The present consumer-led economic slowdown is centered in the housing sector. The presidential candidate who acknowledges this slowdown and comes up with viable proposals to reverse the continuing housing price decline will win over America’s increasingly anxious voters.
Steve Gandel, writing in Money Magazine, reports many Americans are confused about the real stakes in helping fellow borrowers who cannot afford their adjustable mortgages and face foreclosure. It’s not a favor to the irresponsible rabble as much as it is a bigger, selfish favor to us.
Without any government intervention, Gandel warns, “an estimated 3.5 million homeowners could default on their mortgages in the next 30 months. That’s the estimate of Mark Zandi, at Moody’s economy.com. Such a wholesale dump of houses for sale on a glutted market would continue to depress prices.
The Center for Responsible Lending, a consumer group, estimates that an increase of one million foreclosures would lower the prices of as many as 44.5 million homes by a collective $223 billion loss of vanished equity. “If we don’t help homeowners having problems paying their mortgage, everyone’s net worth is going to go down,” says Zandi.
Mortgage lenders who’ve taken big hits would demand much bigger risk premiums from borrowers. Rates would go up and stay up. Fannie Mae and Freddie Mae, which help finance half the nation’s mortgages, have added a 1.25 percent fee to be paid by borrowers. On a $300,000 loan, that’s $3,750. The S&P/Case-Shiller 20-city home price index fell 7.2 percent in November 2007 from the year before, the biggest decline since the index was created in 2000.
Business Week warns home prices could sink an additional 25 percent over the next two to three years, through 2010. That sickening fall would bring the national housing price level back to its long-term growth trend line, a modest 0.4 percent a year after inflation.
A 20 percent decline in housing prices would wipe out all the home equity of two-thirds of the people who bought in the past year, Business Week reports. Most people believe that their houses have not lost any value yet – a shattering awakening to come.
In a 1989 study, Harvard economists N. Gregory Mankiw and David N. Weil predicted that over the next 20 years, home prices would decline by 47 percent after inflation. When people discover they owe more on their mortgages than their homes are worth, experience shows many will simply mail the keys to the lender and walk.
So far, the only plan on the table proposed by President Bush and Treasury Secretary Paulson calls for lenders to help homeowners with 2/28 or 3/27 mortgages.
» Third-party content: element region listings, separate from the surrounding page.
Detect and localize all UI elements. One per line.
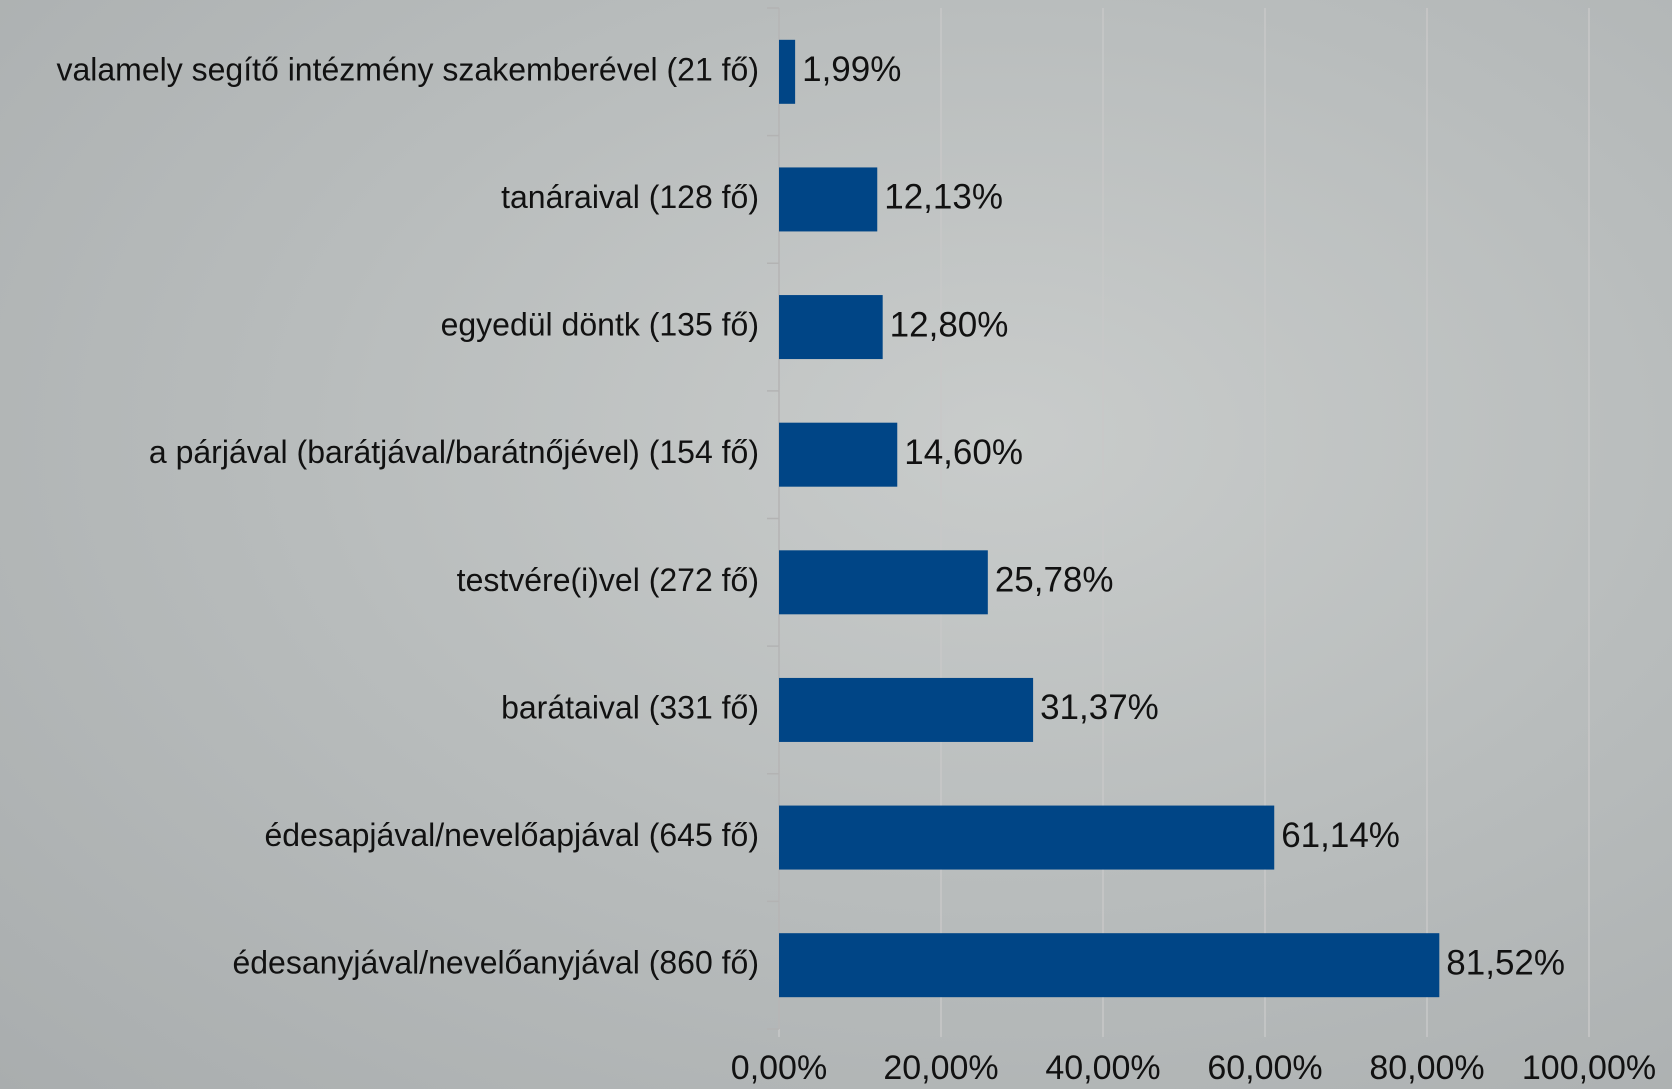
data-label: 14,60% [904, 433, 1023, 472]
y-tick-label: édesanyjával/nevelőanyjával (860 fő) [232, 945, 759, 981]
data-label: 81,52% [1446, 943, 1565, 982]
y-tick-label: valamely segítő intézmény szakemberével … [56, 51, 759, 87]
bar [779, 39, 796, 104]
bar [779, 805, 1275, 870]
y-tick-label: a párjával (barátjával/barátnőjével) (15… [149, 434, 759, 470]
bar [779, 295, 883, 360]
y-tick-label: édesapjával/nevelőapjával (645 fő) [264, 817, 759, 853]
data-label: 12,13% [884, 178, 1003, 217]
data-label: 12,80% [890, 305, 1009, 344]
bar [779, 550, 988, 615]
x-tick-label: 20,00% [883, 1049, 998, 1087]
x-tick-label: 60,00% [1207, 1049, 1322, 1087]
x-tick-label: 40,00% [1045, 1049, 1160, 1087]
data-label: 25,78% [995, 561, 1114, 600]
y-tick-label: testvére(i)vel (272 fő) [457, 562, 759, 598]
y-tick-label: egyedül döntk (135 fő) [441, 307, 759, 343]
x-tick-label: 100,00% [1522, 1049, 1656, 1087]
y-tick-label: barátaival (331 fő) [501, 689, 759, 725]
data-label: 1,99% [802, 50, 901, 89]
bar [779, 677, 1034, 742]
bar [779, 422, 898, 487]
x-tick-label: 80,00% [1369, 1049, 1484, 1087]
y-tick-label: tanáraival (128 fő) [501, 179, 759, 215]
data-label: 61,14% [1281, 816, 1400, 855]
x-tick-label: 0,00% [731, 1049, 827, 1087]
bar [779, 167, 878, 232]
data-label: 31,37% [1040, 688, 1159, 727]
bar [779, 933, 1440, 998]
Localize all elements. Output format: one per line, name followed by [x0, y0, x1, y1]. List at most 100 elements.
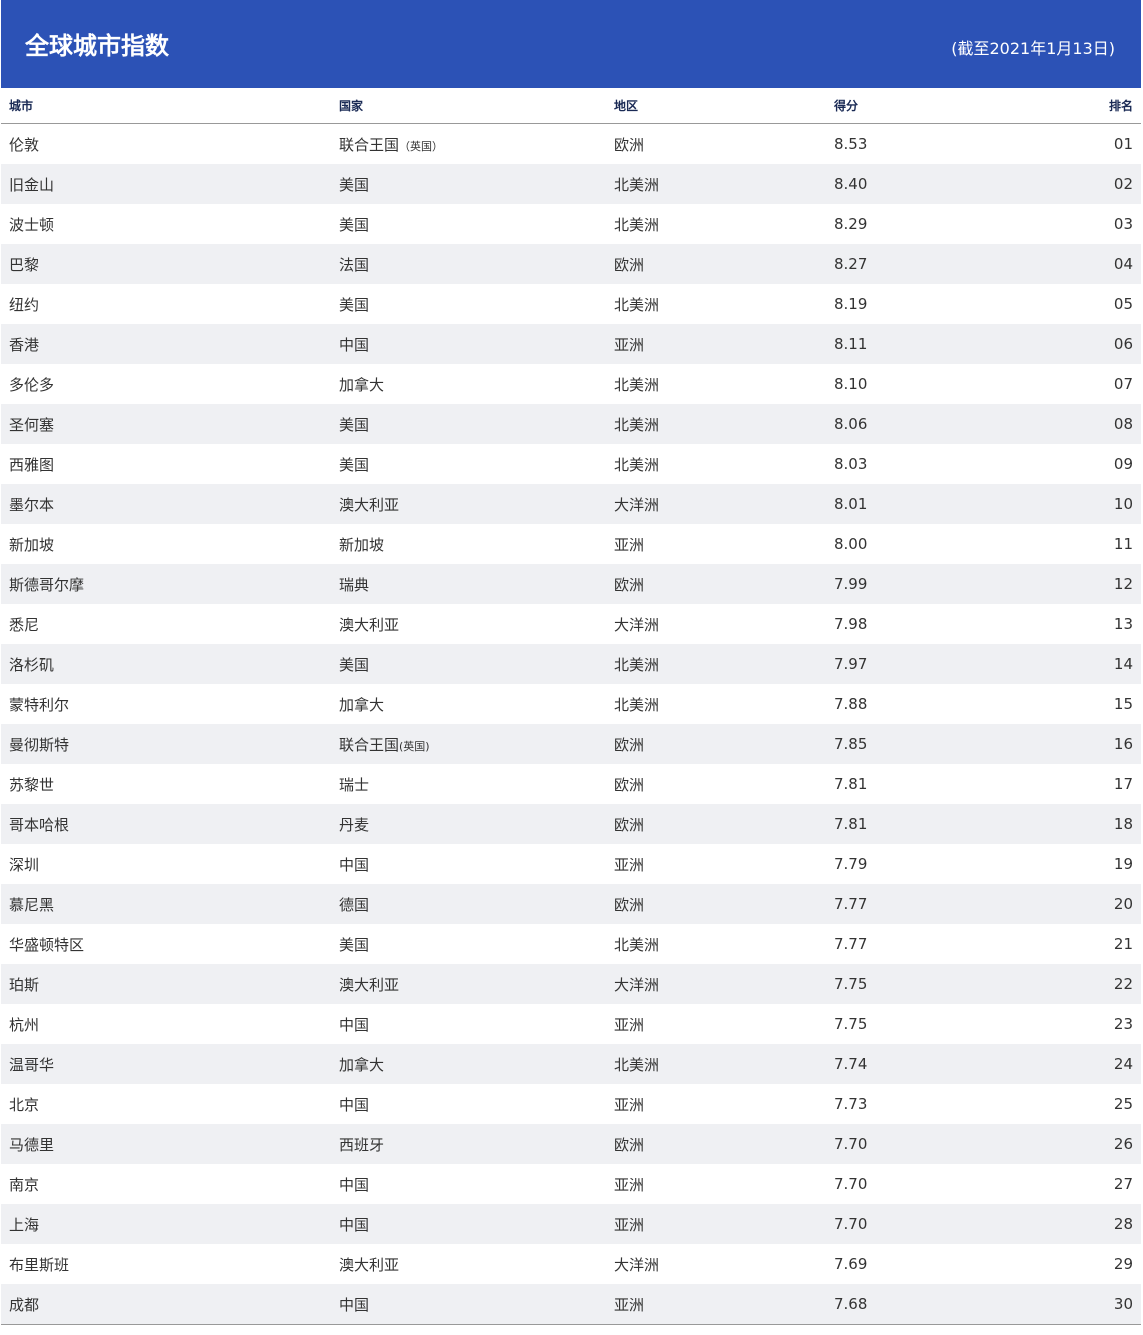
cell-rank: 25	[1113, 1095, 1133, 1113]
cell-country: 澳大利亚	[339, 1255, 400, 1274]
cell-country: 中国	[339, 1175, 370, 1194]
table-row: 纽约 美国 北美洲 8.19 05	[1, 284, 1141, 324]
table-row: 苏黎世 瑞士 欧洲 7.81 17	[1, 764, 1141, 804]
table-row: 深圳 中国 亚洲 7.79 19	[1, 844, 1141, 884]
cell-rank: 24	[1054, 1044, 1141, 1084]
cell-country: 澳大利亚	[339, 484, 614, 524]
table-row: 圣何塞 美国 北美洲 8.06 08	[1, 404, 1141, 444]
cell-city: 北京	[9, 1095, 40, 1114]
cell-country: 美国	[339, 164, 614, 204]
cell-score: 7.75	[834, 1015, 868, 1033]
cell-score: 7.74	[834, 1044, 1054, 1084]
cell-city: 哥本哈根	[1, 804, 339, 844]
cell-region: 北美洲	[614, 375, 660, 394]
cell-city: 旧金山	[1, 164, 339, 204]
cell-rank: 29	[1113, 1255, 1133, 1273]
cell-city: 慕尼黑	[1, 884, 339, 924]
cell-region: 大洋洲	[614, 615, 660, 634]
cell-region: 北美洲	[614, 404, 834, 444]
cell-country: 联合王国（英国）	[339, 135, 444, 154]
cell-country: 新加坡	[339, 535, 385, 554]
table-row: 波士顿 美国 北美洲 8.29 03	[1, 204, 1141, 244]
cell-rank: 21	[1113, 935, 1133, 953]
table-row: 巴黎 法国 欧洲 8.27 04	[1, 244, 1141, 284]
cell-region: 亚洲	[614, 324, 834, 364]
column-header-city: 城市	[1, 88, 339, 124]
cell-country: 澳大利亚	[339, 615, 400, 634]
cell-country: 中国	[339, 1284, 614, 1325]
cell-country: 瑞士	[339, 775, 370, 794]
cell-city: 蒙特利尔	[9, 695, 70, 714]
table-row: 慕尼黑 德国 欧洲 7.77 20	[1, 884, 1141, 924]
cell-city: 多伦多	[9, 375, 55, 394]
cell-country: 联合王国(英国)	[339, 724, 614, 764]
cell-score: 7.73	[834, 1095, 868, 1113]
cell-score: 7.77	[834, 935, 868, 953]
cell-score: 7.70	[834, 1124, 1054, 1164]
cell-city: 纽约	[9, 295, 40, 314]
cell-region: 亚洲	[614, 855, 645, 874]
cell-country: 美国	[339, 644, 614, 684]
table-row: 上海 中国 亚洲 7.70 28	[1, 1204, 1141, 1244]
cell-country: 丹麦	[339, 804, 614, 844]
cell-score: 8.27	[834, 244, 1054, 284]
cell-score: 7.70	[834, 1204, 1054, 1244]
cell-city: 南京	[9, 1175, 40, 1194]
country-note: （英国）	[399, 139, 444, 153]
as-of-date: (截至2021年1月13日)	[951, 39, 1115, 58]
cell-region: 亚洲	[614, 1095, 645, 1114]
cell-city: 曼彻斯特	[1, 724, 339, 764]
cell-city: 成都	[1, 1284, 339, 1325]
cell-city: 圣何塞	[1, 404, 339, 444]
table-row: 多伦多 加拿大 北美洲 8.10 07	[1, 364, 1141, 404]
cell-country: 加拿大	[339, 375, 385, 394]
cell-score: 8.00	[834, 535, 868, 553]
cell-region: 欧洲	[614, 775, 645, 794]
cell-country: 中国	[339, 1015, 370, 1034]
table-row: 华盛顿特区 美国 北美洲 7.77 21	[1, 924, 1141, 964]
cell-country: 加拿大	[339, 1044, 614, 1084]
table-row: 马德里 西班牙 欧洲 7.70 26	[1, 1124, 1141, 1164]
cell-country: 法国	[339, 244, 614, 284]
cell-score: 8.01	[834, 484, 1054, 524]
cell-rank: 17	[1113, 775, 1133, 793]
cell-rank: 12	[1054, 564, 1141, 604]
table-row: 洛杉矶 美国 北美洲 7.97 14	[1, 644, 1141, 684]
cell-country: 美国	[339, 404, 614, 444]
table-row: 南京 中国 亚洲 7.70 27	[1, 1164, 1141, 1204]
page-title: 全球城市指数	[25, 32, 169, 60]
cell-rank: 30	[1054, 1284, 1141, 1325]
table-row: 北京 中国 亚洲 7.73 25	[1, 1084, 1141, 1124]
cell-score: 7.97	[834, 644, 1054, 684]
cell-rank: 07	[1113, 375, 1133, 393]
cell-rank: 15	[1113, 695, 1133, 713]
cell-rank: 01	[1113, 135, 1133, 153]
cell-rank: 10	[1054, 484, 1141, 524]
table-row: 悉尼 澳大利亚 大洋洲 7.98 13	[1, 604, 1141, 644]
cell-rank: 23	[1113, 1015, 1133, 1033]
cell-score: 7.79	[834, 855, 868, 873]
cell-region: 亚洲	[614, 535, 645, 554]
cell-region: 大洋洲	[614, 1255, 660, 1274]
table-row: 西雅图 美国 北美洲 8.03 09	[1, 444, 1141, 484]
table-row: 蒙特利尔 加拿大 北美洲 7.88 15	[1, 684, 1141, 724]
table-row: 珀斯 澳大利亚 大洋洲 7.75 22	[1, 964, 1141, 1004]
cell-country: 美国	[339, 455, 370, 474]
cell-score: 8.19	[834, 295, 868, 313]
cell-country: 美国	[339, 295, 370, 314]
cell-rank: 28	[1054, 1204, 1141, 1244]
table-row: 成都 中国 亚洲 7.68 30	[1, 1284, 1141, 1325]
cell-region: 亚洲	[614, 1175, 645, 1194]
cell-region: 亚洲	[614, 1284, 834, 1325]
column-header-rank: 排名	[1054, 88, 1141, 124]
table-row: 香港 中国 亚洲 8.11 06	[1, 324, 1141, 364]
cell-score: 7.81	[834, 775, 868, 793]
cell-score: 7.81	[834, 804, 1054, 844]
cell-score: 8.29	[834, 215, 868, 233]
table-row: 杭州 中国 亚洲 7.75 23	[1, 1004, 1141, 1044]
cell-rank: 16	[1054, 724, 1141, 764]
cell-rank: 08	[1054, 404, 1141, 444]
cell-rank: 26	[1054, 1124, 1141, 1164]
cell-rank: 27	[1113, 1175, 1133, 1193]
cell-country: 西班牙	[339, 1124, 614, 1164]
They have a fixed rate now, typically 7 percent, but then it would rise in the next few years to as high as 15 percent. The monthly cost of a $300,000 mortgage, an initial $1995 payment, would nearly double to $3,793.
The Bush-Paulson plan would freeze the initial interest rate for an additional five years. To qualify, a homeowner would have to have a credit score of 660 (out of 850) and home equity of no more than 3 percent. Those with a higher credit score or more equity would be deemed able to refinance or continue paying. They would be stuck – a very shortsighted approach by the administration.
The housing sector depression has the potential to destroy the financial well-being of America’s middle class. I believe Bush’s economic stimulus plan which may not reach most voters until May or later is too small and will not make them feel any better.
It is interesting that the New York Times reports that in their December 2007 poll, as middle-class economic anxiety rose, 49 percent said they were more confident that Democrats would ensure a strong economy while only 31 percent trusted Republicans.
We will get our answer after the votes are counted tonight -- this Super Tuesday evening.
Comments
The housing market experienced a bubble. That means prices exceeded their fundamentals. This was caused by lax regulation and lending madness.
How can this be fixed and leave everybody in their homes and lenders whole? It can't be fixed unless we reinlate the bubble and encourage more lending madness. Even if we do that, it's only temporary until the fundamentals re-exert themselves. Oh, and then the fall will be even farther than what we face now.
The prices have to come down. Owners have to go upside down and default. Lenders have to take a bath.
The best that we can do is to get it over quickly so that positive trends can be re-established. Otherwise we risk a Japanese style "lost decade".
Sorry Virginia. Oops, I mean Richard.